Dans une thèse consacrée aux adolescents placés, la sociologue Fanny Westeel analyse comment leur intimité se construit sous le regard constant de l’institution, des professionnels et des pairs. Un cadre contraint qui pèse sur leur identité et leurs relations.
Fanny Westeel a longuement enquêté et entendu des adolescents de 11 à 17 ans dans plusieurs services d’hébergement collectif : une maison d'enfants à caractère social (Mecs), un séjour de rupture et un service d’accueil de jour.
Dans sa thèse intitulée « Intimités sous contraintes – Ethnographie d’une jeunesse placée en protection de l’enfance », elle a notamment analysé les quatre types d’intimité – corporelle, relationnelle, biographique et émotionnelle – chez cette population de jeunes dont les conditions de vie rendent l'intimité difficile à construire et protéger. Entretien avec la chercheuse du centre Max Weber.
En quoi l’intimité des adolescents placés est-elle entravée, « sous contrainte » selon vos mots ?
Fanny WesteelD'abord, l’intimité des adolescents placés est sous contrainte en raison du regard éducatif, c’est-à-dire du regard des professionnels de la protection de l’enfance qui les accompagnent au quotidien, et qui, du coup, fait peser sur leurs pratiques quotidiennes, parmi lesquelles des pratiques intimes, un regard, disons, quasi-permanent. Regard qui vise à évaluer l’autonomisation du jeune, sa progression dans le suivi, etc. Cette contrainte-là est légitimée par le cadre de l’intervention en protection de l'enfance.

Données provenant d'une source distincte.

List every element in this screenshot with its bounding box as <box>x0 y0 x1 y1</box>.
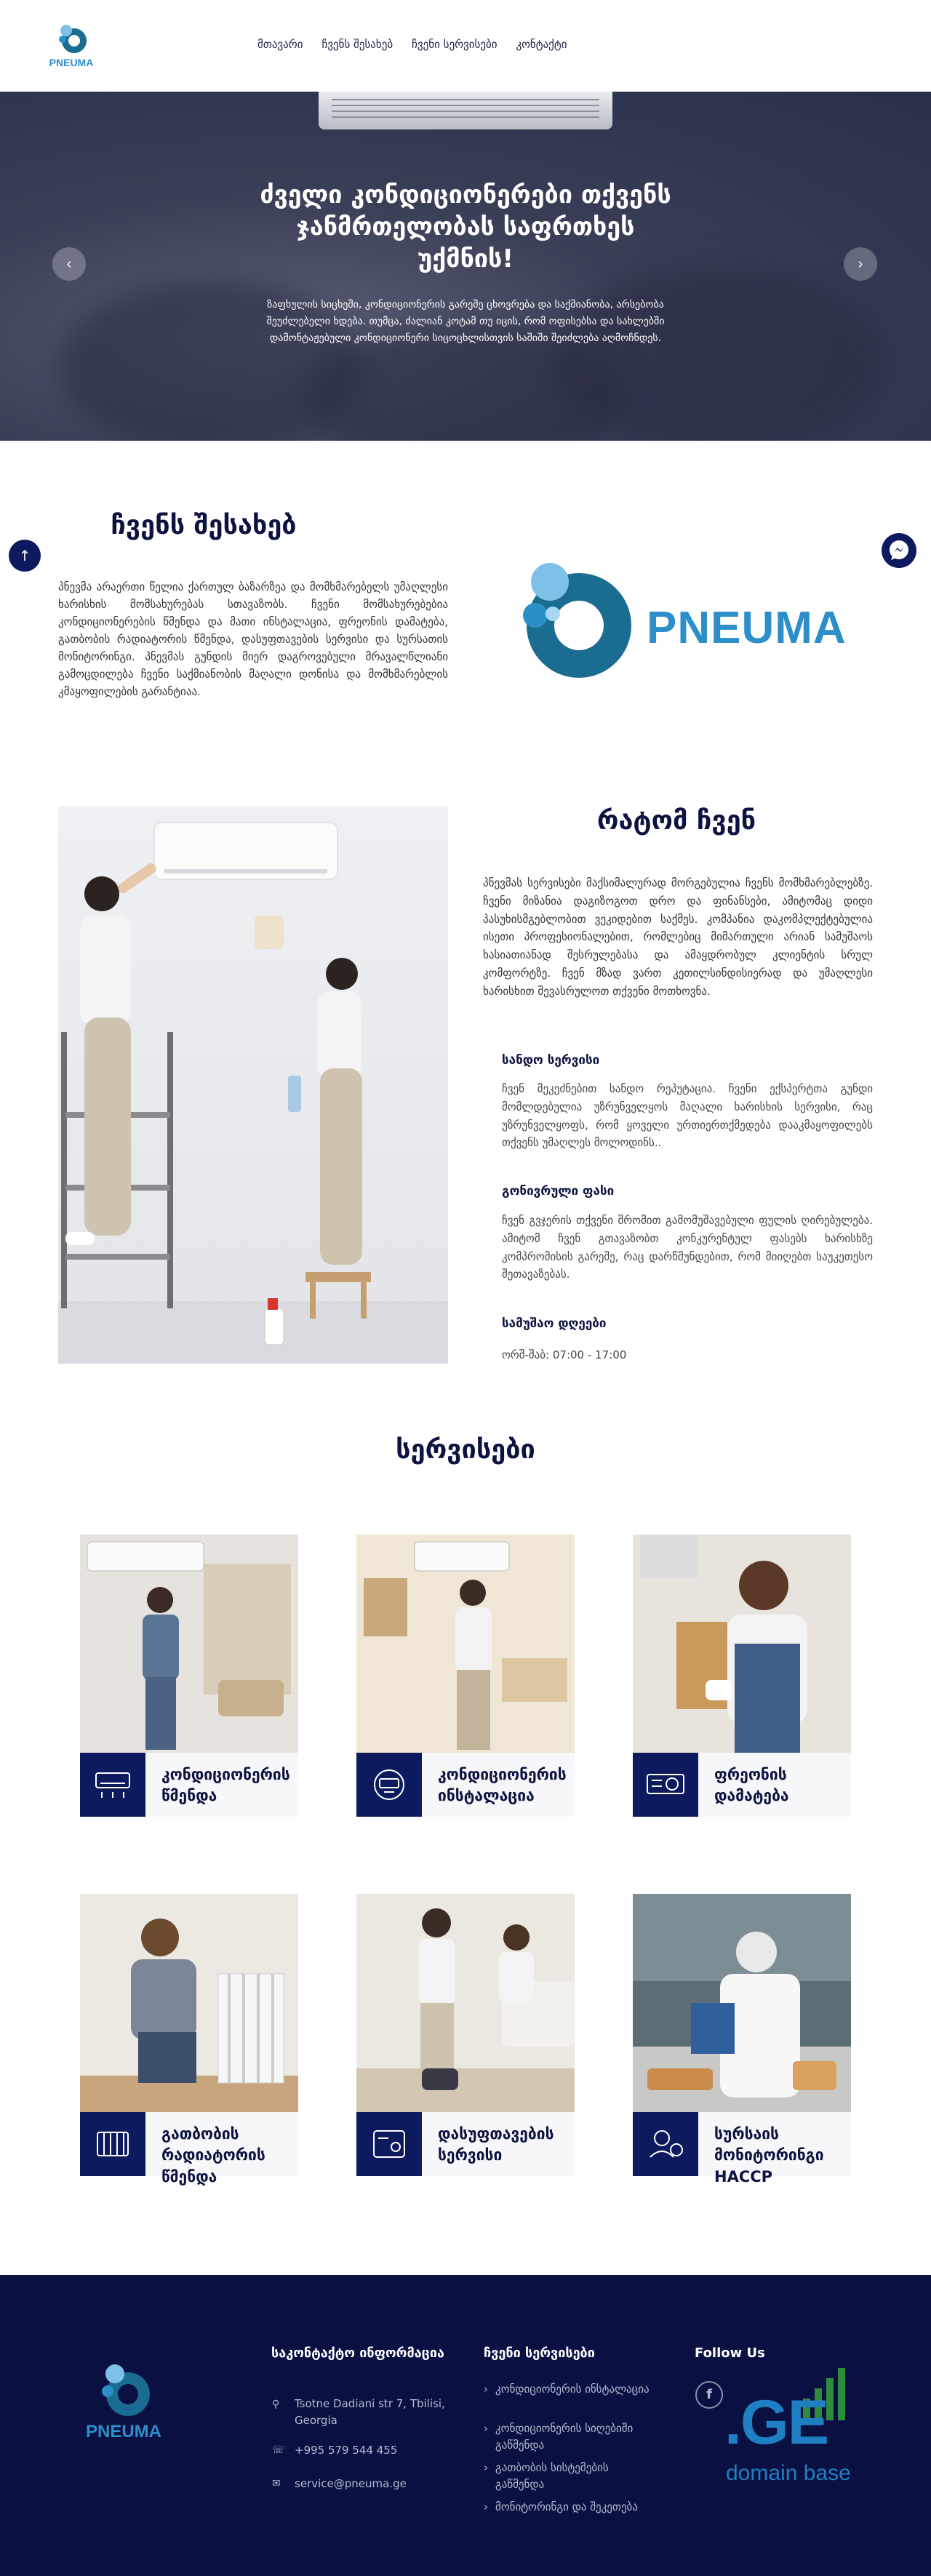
service-label: კონდიციონერის წმენდა <box>145 1753 298 1817</box>
feature-text-reliable: ჩვენ მეკეძნებით სანდო რეპუტაცია. ჩვენი ექსპერტთა გუნდი მომლდებულია უზრუნველყოს მაღალი ხარისხის სერვისი, რაც უზრუნველყოფს, რომ ყოველი ურთიერთქმედება დააკმაყოფილებს თქვენს უმაღლეს მოლოდინს.. <box>502 1082 873 1150</box>
footer-logo[interactable] <box>73 2356 175 2444</box>
service-card[interactable] <box>633 1535 851 1817</box>
service-image <box>80 1894 298 2112</box>
chevron-right-icon: › <box>858 256 863 272</box>
feature-text-hours: ორშ-შაბ: 07:00 - 17:00 <box>502 1348 627 1361</box>
nav-contact[interactable]: კონტაქტი <box>516 38 567 51</box>
service-image <box>633 1894 851 2112</box>
phone-icon: ☏ <box>272 2444 285 2456</box>
ac-unit-image <box>319 92 612 129</box>
feature-title-reliable: სანდო სერვისი <box>502 1053 600 1068</box>
service-card[interactable] <box>80 1894 298 2185</box>
service-card[interactable] <box>633 1894 851 2185</box>
nav-home[interactable]: მთავარი <box>257 38 303 51</box>
cleaning-icon <box>356 2112 422 2176</box>
service-image <box>356 1894 575 2112</box>
ac-install-icon <box>356 1753 422 1817</box>
footer-service-link[interactable]: › მონიტორინგი და შეკეთება <box>484 2499 658 2516</box>
service-card[interactable] <box>356 1894 575 2176</box>
food-monitoring-icon <box>633 2112 698 2176</box>
footer-logo-text: PNEUMA <box>85 2422 161 2441</box>
about-text: პნევმა არაერთი წელია ქართულ ბაზარზეა და მომხმარებელს უმაღლესი ხარისხის მომსახურებას სთავაზობს. ჩვენი მომსახურებებია კონდიციონერების წმენდა და მათი ინსტალაცია, ფრეონის დამატება, გათბობის რადიატორის წმენდა, დასუფთავების სერვისი და სურსათის მონიტორინგი. პნევმას გუნდის მიერ დაგროვებული მრავალწლიანი გამოცდილება ჩვენი საქმიანობის მაღალი დონისა და მომხმარებლის კმაყოფილების გარანტიაა. <box>58 580 448 698</box>
footer-phone[interactable]: +995 579 544 455 <box>295 2444 398 2457</box>
footer-service-link[interactable]: › კონდიციონერის ინსტალაცია <box>484 2381 658 2398</box>
services-title: სერვისები <box>396 1435 535 1465</box>
why-us-image <box>58 807 448 1364</box>
location-icon: ⚲ <box>272 2399 280 2410</box>
header-logo-text: PNEUMA <box>49 57 94 68</box>
chevron-left-icon: ‹ <box>66 256 72 272</box>
messenger-button[interactable] <box>882 533 916 568</box>
why-us-text: პნევმას სერვისები მაქსიმალურად მორგებულია ჩვენს მომხმარებლებზე. ჩვენი მიზანია დაგიზოგოთ დრო და ფინანსები, ამიტომაც დიდი პასუხისმგებლობით ვეკიდებით საქმეს. კომპანია დაკომპლექტებულია ისეთი პროფესიონალებით, რომლებიც მიმართული არიან სამუშაოს ხასიათიანად შესრულებასა და ამაყდრობულ კლიენტის სრულ კომფორტზე. ჩვენ მზად ვართ კეთილსინდისიერად და უმაღლესი ხარისხით შევასრულოთ თქვენი მოთხოვნა. <box>483 876 873 998</box>
header <box>0 0 931 92</box>
ge-logo-text: .GE <box>724 2388 828 2457</box>
ge-logo-subtext: domain base <box>726 2461 851 2485</box>
hero-title: ძველი კონდიციონერები თქვენს ჯანმრთელობას საფრთხეს უქმნის! <box>260 180 671 274</box>
scroll-top-button[interactable] <box>9 540 41 572</box>
feature-title-price: გონივრული ფასი <box>502 1184 615 1199</box>
why-us-title: რატომ ჩვენ <box>596 806 756 836</box>
service-label: სურსაის მონიტორინგი HACCP <box>698 2112 851 2176</box>
feature-title-hours: სამუშაო დღეები <box>502 1316 607 1331</box>
service-label: გათბობის რადიატორის წმენდა <box>145 2112 298 2176</box>
cleaning-workers-illustration <box>58 807 448 1364</box>
service-image <box>633 1535 851 1753</box>
main-nav <box>257 38 567 51</box>
freon-icon <box>633 1753 698 1817</box>
messenger-icon <box>882 533 916 568</box>
slider-next-button[interactable] <box>844 247 877 281</box>
feature-text-price: ჩვენ გვჯერის თქვენი შრომით გამომუშავებული ფულის ღირებულება. ამიტომ ჩვენ გთავაზობთ კონკურენტულ ფასებს ხარისხზე კომპრომისის გარეშე, რაც დარწმუნდებით, რომ მიიღებთ საუკეთესო შეთავაზებას. <box>502 1214 873 1281</box>
ac-cleaning-icon <box>80 1753 145 1817</box>
facebook-icon: f <box>706 2387 712 2402</box>
footer <box>0 2275 931 2576</box>
footer-services-title: ჩვენი სერვისები <box>484 2345 595 2361</box>
hero-slider <box>0 92 931 441</box>
hero-subtitle: ზაფხულის სიცხეში, კონდიციონერის გარეშე ცხოვრება და საქმიანობა, არსებობა შეუძლებელი ხდება. თუმცა, ძალიან კოტამ თუ იცის, რომ ოფისებსა და სახლებში დამონტაჟებული კონდიციონერი სიცოცხლისთვის საშიში შეიძლება აღმოჩნდეს. <box>266 299 665 345</box>
email-icon: ✉ <box>272 2478 281 2489</box>
pneuma-logo-icon <box>45 22 97 58</box>
service-card[interactable] <box>80 1535 298 1817</box>
footer-follow-title: Follow Us <box>695 2345 765 2361</box>
nav-about[interactable]: ჩვენს შესახებ <box>321 38 393 51</box>
about-logo-text: PNEUMA <box>647 603 847 653</box>
footer-email[interactable]: service@pneuma.ge <box>295 2477 407 2490</box>
nav-services[interactable]: ჩვენი სერვისები <box>412 38 498 51</box>
radiator-icon <box>80 2112 145 2176</box>
pneuma-logo-icon <box>73 2356 175 2422</box>
service-image <box>80 1535 298 1753</box>
footer-service-link[interactable]: › კონდიციონერის სიღებიში გაწმენდა <box>484 2420 658 2453</box>
slider-prev-button[interactable] <box>52 247 86 281</box>
service-card[interactable] <box>356 1535 575 1817</box>
ge-domain-logo[interactable] <box>723 2362 868 2493</box>
facebook-button[interactable] <box>695 2381 723 2409</box>
service-label: დასუფთავების სერვისი <box>422 2112 575 2176</box>
arrow-up-icon: ↑ <box>18 547 31 564</box>
about-logo <box>519 560 847 684</box>
footer-service-link[interactable]: › გათბობის სისტემების გაწმენდა <box>484 2460 658 2492</box>
service-label: ფრეონის დამატება <box>698 1753 851 1817</box>
footer-address: Tsotne Dadiani str 7, Tbilisi, Georgia <box>295 2397 445 2427</box>
about-title: ჩვენს შესახებ <box>111 511 297 540</box>
footer-contact-title: საკონტაქტო ინფორმაცია <box>271 2345 444 2361</box>
service-label: კონდიციონერის ინსტალაცია <box>422 1753 575 1817</box>
service-image <box>356 1535 575 1753</box>
header-logo[interactable] <box>45 22 97 70</box>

Leur intimité est par ailleurs contrainte par la coprésence des autres jeunes placés : une autre contrainte sur les pratiques intimes, puisque les jeunes ne choisissent pas avec qui ils ou elles vivent. C'est principalement pour cela que je parle d’intimité sous contrainte : en raison de la coprésence éducative et juvénile autour d’eux et avec eux.